# SSG Michael J. Mantenuto - (Former Hollywood Actor who earned Green Beret)



## Ooh-Rah (Apr 27, 2017)

Cripes, I remember this dude from the movie Miracle (about the 80' Olympics).  I had no idea he had joined the Army, much less earned a Green Beret. 

Sadder still to read that it was suicide -

 "Eventually Michael Mantenuto quit acting and joined the Special Forces unit of the Army, where he was known as SSG Michael J. Mantenuto, 18E, HHC, 1st SFG(A). He leaves behind his wife, Katie Vienneau and his two children, Ava and Leo. Our hearts go out to his immediate family and his parents as they deal with a tragic loss. "

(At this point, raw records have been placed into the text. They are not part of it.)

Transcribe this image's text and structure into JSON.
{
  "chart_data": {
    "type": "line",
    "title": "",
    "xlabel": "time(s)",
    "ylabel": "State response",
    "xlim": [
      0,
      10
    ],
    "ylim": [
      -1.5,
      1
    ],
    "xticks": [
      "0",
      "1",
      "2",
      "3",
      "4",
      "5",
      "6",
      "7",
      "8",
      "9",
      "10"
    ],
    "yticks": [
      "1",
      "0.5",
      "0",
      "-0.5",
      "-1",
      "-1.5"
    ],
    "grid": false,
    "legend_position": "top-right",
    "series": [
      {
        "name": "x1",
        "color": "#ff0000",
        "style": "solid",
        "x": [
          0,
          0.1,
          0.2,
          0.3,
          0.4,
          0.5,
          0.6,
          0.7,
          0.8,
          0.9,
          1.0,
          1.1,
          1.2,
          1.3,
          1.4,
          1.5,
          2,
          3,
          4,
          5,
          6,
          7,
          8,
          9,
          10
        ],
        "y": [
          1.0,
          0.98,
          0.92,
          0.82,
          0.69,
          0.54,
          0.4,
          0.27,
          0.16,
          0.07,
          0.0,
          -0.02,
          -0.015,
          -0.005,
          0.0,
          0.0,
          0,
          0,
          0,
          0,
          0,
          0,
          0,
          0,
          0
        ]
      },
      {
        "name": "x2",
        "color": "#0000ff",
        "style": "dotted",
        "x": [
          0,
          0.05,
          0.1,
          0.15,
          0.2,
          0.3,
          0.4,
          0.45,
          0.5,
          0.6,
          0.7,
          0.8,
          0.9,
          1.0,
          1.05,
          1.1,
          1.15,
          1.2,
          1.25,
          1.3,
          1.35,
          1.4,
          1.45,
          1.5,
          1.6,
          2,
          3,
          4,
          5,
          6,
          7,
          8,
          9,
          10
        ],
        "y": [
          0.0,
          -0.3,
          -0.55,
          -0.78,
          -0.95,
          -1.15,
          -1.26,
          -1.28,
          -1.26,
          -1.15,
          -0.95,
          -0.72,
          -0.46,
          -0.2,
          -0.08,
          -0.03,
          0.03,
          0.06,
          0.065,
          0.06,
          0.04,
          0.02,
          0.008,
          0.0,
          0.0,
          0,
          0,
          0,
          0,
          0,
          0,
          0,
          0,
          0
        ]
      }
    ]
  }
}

Col. Guillaume Beaurpere, commander of Mantenuto’s US Army’s First Special Forces Group, announced his death, WCVB said.

“Those of you that knew Mike will remember him for his passionate love for his family and his commitment to the health of the force,” he said in a release.

Miracle Star Michael Mantenuto Is Dead At 35

'Miracle' actor Michael Mantenuto dies of self-inflicted gunshot at 35

1st Special Forces Group Veterans


----------



## BloodStripe (Apr 30, 2017)

RIP.


----------



## Scubadew (Apr 30, 2017)

RIP WARRIOR. 

"Tell your boy to keep his head up and he won't have to worry about it" -OC


----------



## Gunz (Apr 30, 2017)

Seen the movie many times. Sad news. RIP Warrior.


----------



## Grunt (Apr 30, 2017)

Rest In Peace, Warrior!


----------



## Red Flag 1 (Apr 30, 2017)

Rest In God's Own Peace, Warrior.


----------



## RackMaster (Apr 30, 2017)

RIP.


----------